Critique : Le Chien
Scène

Critique : Le Chien

Dans un village du nord de l’Ontario, où s’éternise la lumière d’un jour d’été, Jay revient après sept ans d’absence pour une rencontre – ultime – avec son père.

Jusqu’au 1er décembre
Au Trident

Dans un village du nord de l’Ontario, où s’éternise la lumière d’un jour d’été, Jay revient après sept ans d’absence pour une rencontre – ultime – avec son père. Sur le plateau presque nu, hémicycle évoquant arène ou théâtre antique, un ciel aux couleurs changeantes prend presque toute la place: superbe, démesuré, planant au-dessus des désirs et déchirements des mortels jetés sur une terre sèche, aride.

Patric Saucier, metteur en scène, dit lire Le Chien de Jean-Marc Dalpé comme une "tragédie moderne". L’évoquent ce décor âpre (Christian Fontaine), ce ciel immense, ces cinq personnages en apparence perdus sur un plateau représentant une nature austère – "J’haïs toute icitte. Toute. Nomme-lé pis je l’haïs", dira la mère de Jay.
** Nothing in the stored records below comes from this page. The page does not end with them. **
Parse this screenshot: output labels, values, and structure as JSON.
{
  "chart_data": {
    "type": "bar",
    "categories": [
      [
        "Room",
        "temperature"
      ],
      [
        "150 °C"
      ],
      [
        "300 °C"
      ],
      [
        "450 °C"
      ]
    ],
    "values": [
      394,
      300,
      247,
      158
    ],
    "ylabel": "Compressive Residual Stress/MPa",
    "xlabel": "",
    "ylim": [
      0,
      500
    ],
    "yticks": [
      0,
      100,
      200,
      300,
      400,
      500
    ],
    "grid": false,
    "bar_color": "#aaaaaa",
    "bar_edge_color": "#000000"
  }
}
C’est un monde trop grand, peut-être, pour répondre aux besoins des humains, accablé par le silence que ne troublent ici que le sifflement du train, promesse de l’ailleurs, et les grognements d’un chien enragé, métaphore du mal qui sourd de ce milieu.

Communication difficile entre un père et sa famille, violence, rêves engloutis par le temps qui passe, quête d’identité, relation amour/haine avec les êtres et les choses: autant de thèmes brassés dans cette pièce dont le texte, rude, rempli d’échos et d’images, se révèle d’une grande profondeur. Il y a tragédie, oui: dans l’impuissance des personnages, broyés par quelque chose qui les dépasse.

La mise en scène s’appuie sur les éclairages (Michel Lévesque), l’occupation de l’espace et le jeu pour rendre la structure éclatée de la pièce, qui mêle époques et lieux. Chaque comédien est tour à tour drôle, grinçant, touchant: Hélène Florent (la soeur de Jay) est lumineuse; Rychard Thériault (le père) apparaît comme un mélange étonnant d’indifférence et de violence contenue; Lorraine Côté (la mère) parvient à provoquer chez le spectateur, parfois en une même phrase, éclat de rire et noeud dans la gorge; Roland Lepage (le grand-père) joue en finesse et sensibilité. Même s’il ne livre pas toujours toutes les nuances ou la profondeur de ce rôle difficile, Pierre-François Legendre interprète avec énergie le rôle de Jay.

Presque toujours en scène, ces figures du passé ou de l’ailleurs assistent à ce qui se déroule. Convoqués par la mémoire de Jay, les personnages, impuissants, semblent veiller sur lui. Dans leur statisme, ils rappellent le choeur de la tragédie grecque: ils guettent, craignent, espèrent. Il ressort de leur constante présence une impression de gravité, de mystère, qui confère à cette pièce dure, aux dialogues crus, une grande charge poétique.